At the 2004 Summer Olympics, Dogonadze won the gold medal ahead of the reigning World champion, Karen Cockburn, thanks to a higher execution score. She won a gold medal in the synchro competition at the 2005 World Games alongside Jessica Simon. She won the individual title at the 2007 German Championships.

Dogonadze missed the beginning of the 2008 season due to a herniated disc. She advanced into the individual final at the 2008 Summer Olympics, but she fell in the final and placed last. At the 2010 Salzgitter World Cup, she placed seventh in the individual final, but she won the silver medal in the synchro event with Carina Baumgärtner.

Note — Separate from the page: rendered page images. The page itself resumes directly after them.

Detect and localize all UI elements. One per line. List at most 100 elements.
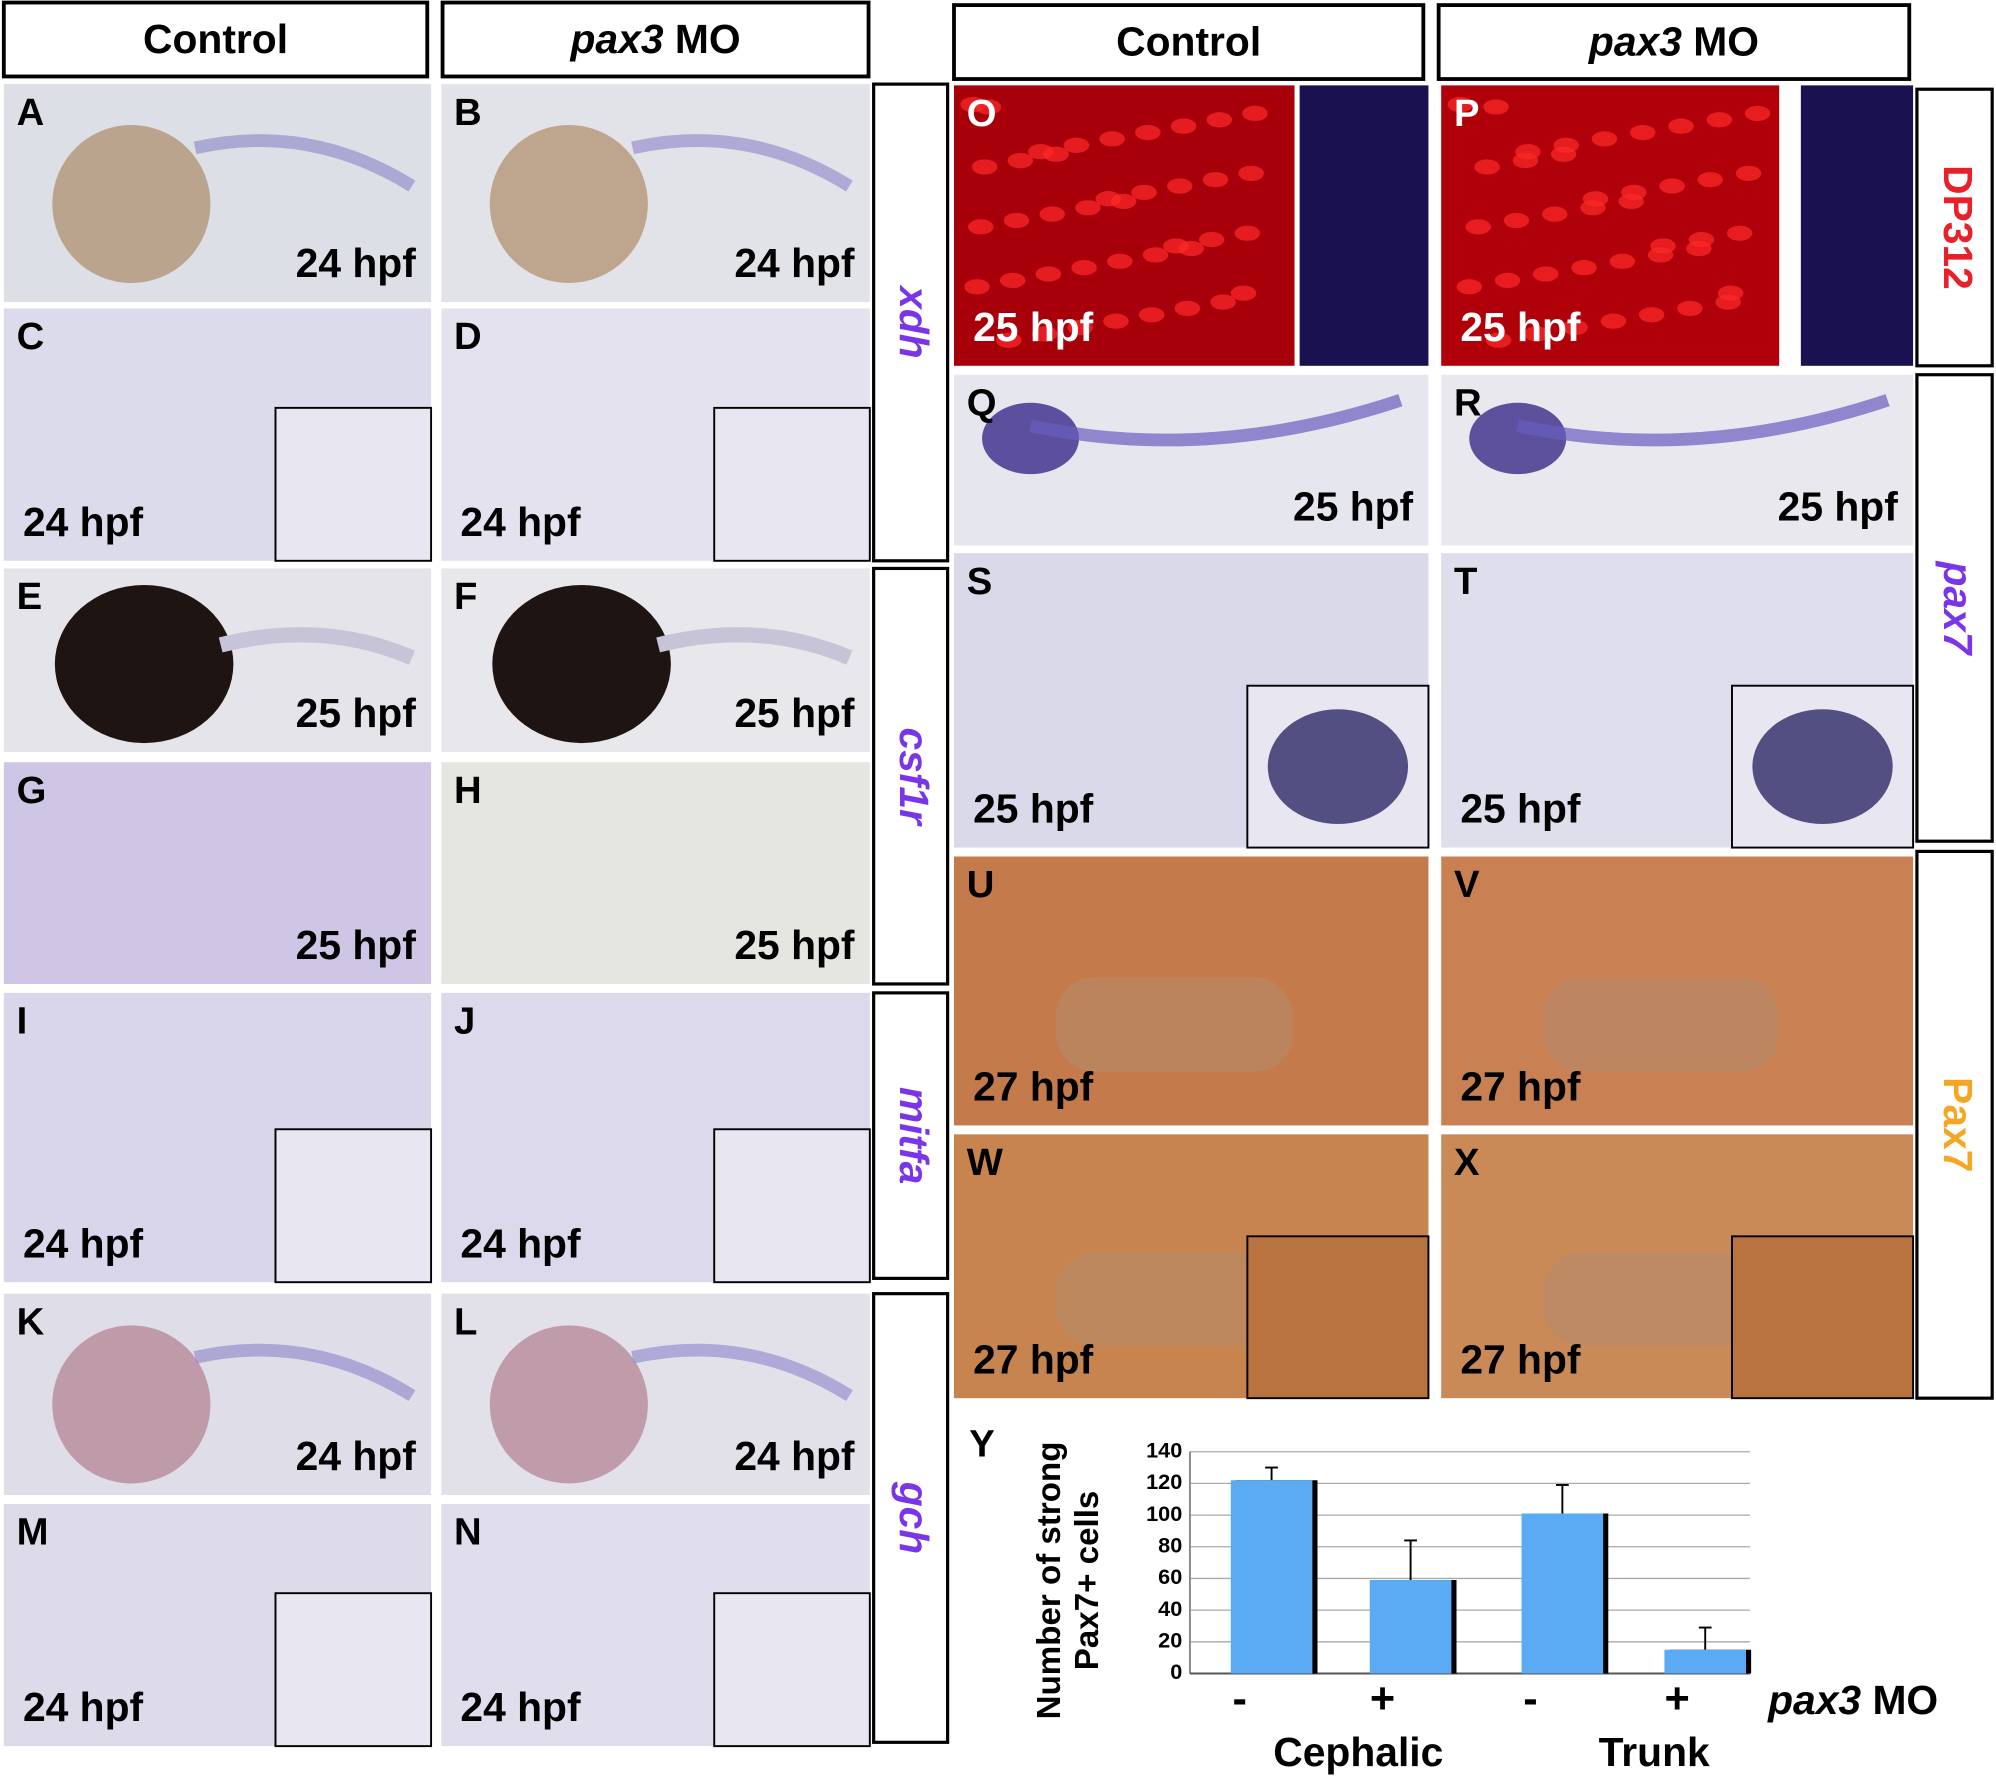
panel-letter: S	[967, 560, 993, 603]
nucleus	[1206, 112, 1233, 128]
nucleus	[1456, 279, 1483, 295]
nucleus	[1706, 112, 1732, 128]
nucleus	[1075, 200, 1101, 216]
text-part: MO	[1693, 18, 1759, 64]
time-label: 25 hpf	[296, 922, 417, 968]
inset-micrograph	[274, 1592, 433, 1748]
text-part: pax3	[1767, 1677, 1861, 1723]
embryo-yolk	[489, 124, 648, 284]
nucleus	[1230, 285, 1257, 301]
nucleus	[1600, 313, 1627, 329]
nucleus	[1580, 200, 1606, 216]
embryo-head	[1469, 402, 1567, 475]
marker-label: pax7	[1935, 561, 1981, 657]
time-label: 24 hpf	[734, 240, 855, 286]
marker-label: DP312	[1935, 165, 1981, 290]
time-label: 27 hpf	[1460, 1336, 1581, 1382]
embryo-yolk	[52, 124, 211, 284]
panel-letter: M	[17, 1511, 49, 1554]
panel-letter: A	[17, 91, 45, 134]
nucleus	[1031, 326, 1058, 342]
y-tick-label: 140	[1146, 1437, 1182, 1462]
nucleus	[1039, 206, 1065, 222]
text-part: MO	[1872, 1677, 1938, 1723]
marker-box	[1915, 849, 1994, 1400]
panel-letter: G	[17, 769, 47, 812]
y-tick-label: 120	[1146, 1469, 1182, 1494]
marker-label: mitfa	[891, 1087, 937, 1184]
group-label: Cephalic	[1273, 1729, 1443, 1775]
bar	[1521, 1513, 1604, 1674]
embryo-yolk	[489, 1325, 648, 1484]
nucleus	[1063, 137, 1090, 153]
nucleus	[1131, 184, 1157, 201]
treatment-label: pax3 MO	[1767, 1677, 1938, 1723]
time-label: 25 hpf	[973, 304, 1094, 350]
inset-micrograph	[713, 1592, 871, 1748]
yolk	[1056, 977, 1294, 1072]
nucleus	[1465, 219, 1491, 235]
nucleus	[1503, 212, 1530, 229]
nucleus	[1638, 307, 1665, 323]
y-axis-label: Number of strongPax7+ cells	[1031, 1442, 1106, 1720]
nucleus	[1483, 99, 1509, 115]
inset-micrograph	[713, 406, 871, 562]
nucleus	[1541, 206, 1568, 222]
y-tick-label: 80	[1158, 1532, 1182, 1557]
nucleus	[1512, 152, 1539, 169]
x-tick-label: -	[1523, 1675, 1537, 1723]
micrograph	[441, 762, 870, 984]
nucleus	[1138, 307, 1165, 323]
nucleus	[996, 332, 1022, 348]
nucleus	[1726, 225, 1753, 241]
nucleus	[968, 219, 994, 235]
nucleus	[1647, 247, 1674, 263]
time-label: 24 hpf	[460, 499, 581, 545]
nucleus	[1210, 294, 1236, 310]
embryo-yolk	[52, 1325, 211, 1484]
nucleus	[999, 272, 1026, 289]
group-label: Trunk	[1599, 1729, 1710, 1775]
bar	[1664, 1649, 1747, 1674]
header-label: Control	[1116, 18, 1261, 64]
embryo-tail	[218, 627, 415, 665]
nucleus	[1007, 152, 1034, 169]
marker-box	[872, 82, 950, 563]
time-label: 24 hpf	[23, 499, 144, 545]
panel-letter: N	[454, 1511, 482, 1554]
header-box	[952, 3, 1426, 81]
panel-letter: W	[967, 1141, 1004, 1184]
time-label: 25 hpf	[734, 690, 855, 736]
embryo-tail	[631, 1343, 853, 1402]
time-label: 24 hpf	[296, 240, 417, 286]
nucleus	[1618, 193, 1644, 210]
y-tick-label: 100	[1146, 1501, 1182, 1526]
nucleus	[1135, 124, 1161, 141]
nucleus	[1067, 319, 1094, 336]
embryo-tail	[656, 627, 853, 665]
time-label: 25 hpf	[1460, 304, 1581, 350]
embryo-tail	[193, 134, 416, 192]
nucleus	[1178, 240, 1204, 257]
text-part: pax3	[1588, 18, 1682, 64]
panel-letter: L	[454, 1300, 477, 1343]
nucleus	[1735, 165, 1762, 181]
nucleus	[1609, 253, 1636, 269]
panel-letter: B	[454, 91, 482, 134]
nucleus	[1550, 146, 1577, 162]
embryo-yolk	[54, 585, 234, 744]
header-label: pax3 MO	[570, 16, 741, 62]
inset-micrograph	[1800, 85, 1914, 366]
nucleus	[1035, 266, 1062, 282]
nucleus	[1198, 231, 1225, 248]
panel-letter: F	[454, 575, 477, 618]
time-label: 24 hpf	[23, 1220, 144, 1266]
nucleus	[1591, 131, 1618, 147]
text-part: pax3	[570, 16, 664, 62]
time-label: 24 hpf	[460, 1684, 581, 1730]
marker-box	[872, 1292, 950, 1744]
bar	[1369, 1580, 1452, 1674]
text-part: Pax7+ cells	[1069, 1491, 1106, 1671]
x-tick-label: +	[1370, 1675, 1395, 1723]
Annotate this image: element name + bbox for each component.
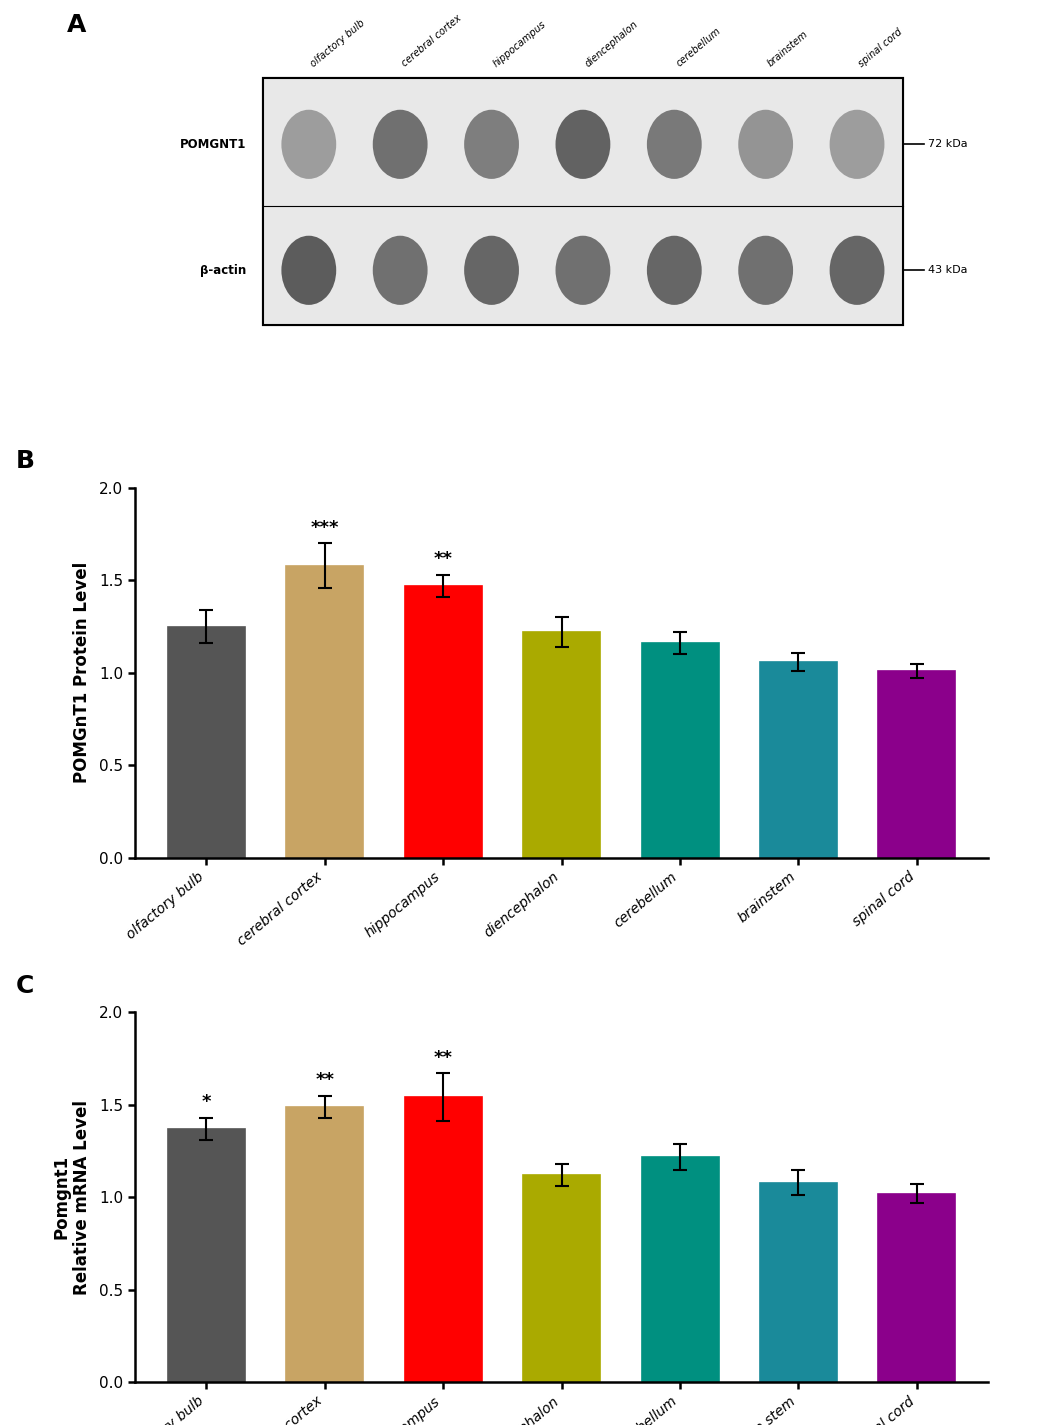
Bar [263, 207, 903, 325]
Ellipse shape [555, 110, 610, 180]
Bar [523, 1176, 600, 1382]
Bar [405, 1097, 482, 1382]
Bar [642, 1157, 719, 1382]
Bar [263, 77, 903, 207]
Text: spinal cord: spinal cord [857, 27, 905, 68]
Text: cerebellum: cerebellum [674, 26, 723, 68]
Bar [286, 1107, 363, 1382]
Bar [167, 1129, 244, 1382]
Text: β-actin: β-actin [200, 264, 246, 276]
Bar [879, 671, 956, 858]
Y-axis label: POMGnT1 Protein Level: POMGnT1 Protein Level [73, 563, 90, 784]
Ellipse shape [372, 235, 427, 305]
Bar [879, 1194, 956, 1382]
Ellipse shape [830, 110, 884, 180]
Bar [167, 627, 244, 858]
Ellipse shape [738, 110, 794, 180]
Bar [760, 1183, 837, 1382]
Bar [286, 566, 363, 858]
Bar [405, 586, 482, 858]
Ellipse shape [647, 110, 702, 180]
Text: 72 kDa: 72 kDa [929, 140, 968, 150]
Ellipse shape [282, 110, 336, 180]
Text: A: A [67, 13, 86, 37]
Text: ***: *** [311, 519, 339, 537]
Text: POMGNT1: POMGNT1 [180, 138, 246, 151]
Ellipse shape [738, 235, 794, 305]
Bar [642, 643, 719, 858]
Ellipse shape [555, 235, 610, 305]
Text: C: C [16, 973, 34, 998]
Bar [760, 661, 837, 858]
Ellipse shape [830, 235, 884, 305]
Text: olfactory bulb: olfactory bulb [309, 17, 367, 68]
Bar [263, 77, 903, 325]
Y-axis label: Pomgnt1
Relative mRNA Level: Pomgnt1 Relative mRNA Level [52, 1100, 90, 1295]
Text: **: ** [315, 1072, 334, 1089]
Bar [263, 77, 903, 325]
Text: B: B [16, 449, 34, 473]
Text: **: ** [434, 550, 452, 569]
Text: hippocampus: hippocampus [492, 19, 548, 68]
Ellipse shape [464, 235, 519, 305]
Ellipse shape [282, 235, 336, 305]
Text: *: * [202, 1093, 211, 1112]
Text: 43 kDa: 43 kDa [929, 265, 968, 275]
Ellipse shape [647, 235, 702, 305]
Text: brainstem: brainstem [765, 30, 810, 68]
Text: cerebral cortex: cerebral cortex [400, 13, 464, 68]
Text: diencephalon: diencephalon [582, 19, 640, 68]
Bar [523, 633, 600, 858]
Ellipse shape [372, 110, 427, 180]
Ellipse shape [464, 110, 519, 180]
Text: **: ** [434, 1049, 452, 1067]
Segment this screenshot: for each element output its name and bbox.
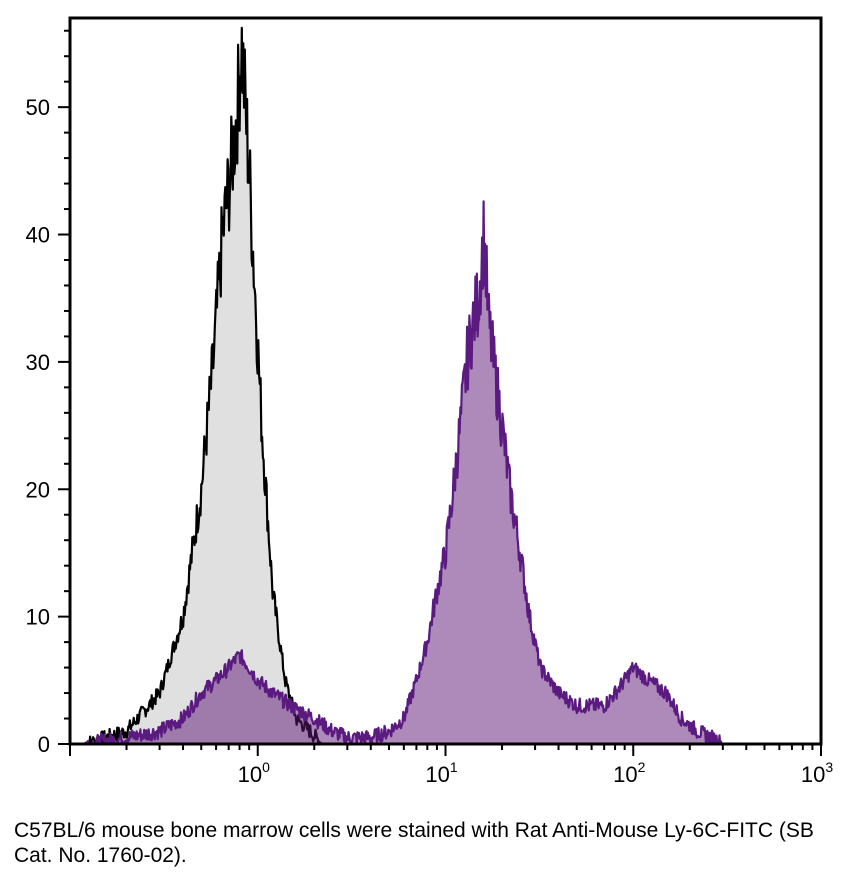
axes-layer: 0 10 20 30 40 50 100 101 102 103 bbox=[26, 29, 833, 787]
y-tick-label: 0 bbox=[38, 732, 50, 757]
series-stained-line bbox=[84, 200, 723, 746]
x-tick-label: 103 bbox=[801, 759, 833, 787]
y-tick-label: 40 bbox=[26, 223, 50, 248]
y-tick-label: 20 bbox=[26, 477, 50, 502]
histogram-chart: 0 10 20 30 40 50 100 101 102 103 bbox=[26, 16, 833, 787]
series-layer bbox=[83, 26, 723, 746]
x-tick-label: 102 bbox=[613, 759, 645, 787]
y-tick-label: 30 bbox=[26, 350, 50, 375]
x-tick-label: 100 bbox=[238, 759, 270, 787]
series-control-fill bbox=[84, 27, 323, 744]
figure-caption: C57BL/6 mouse bone marrow cells were sta… bbox=[14, 819, 814, 867]
y-tick-label: 10 bbox=[26, 605, 50, 630]
y-tick-label: 50 bbox=[26, 95, 50, 120]
x-tick-label: 101 bbox=[425, 759, 457, 787]
series-control-line bbox=[83, 26, 323, 746]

Dogonadze placed sixth in the individual final at the 2011 World Championships and earned a berth to the 2012 Summer Olympics. Additionally, she won a gold medal with Simon in the synchro competition, Germany's first World synchro title since 1998. She competed at the 2012 Summer Olympics at the age of 39, but she did not advance into the final after placing 10th in the qualifications.

==Personal life==
Dogonadze lived in Bad Kreuznach while representing Germany. She has one daughter. She has worked as a coach at the club she trained at– MTV Kreuznach. She was an ambassador for the 2019 World Championships, and she is an integration ambassador for the German Olympic Sports Confederation.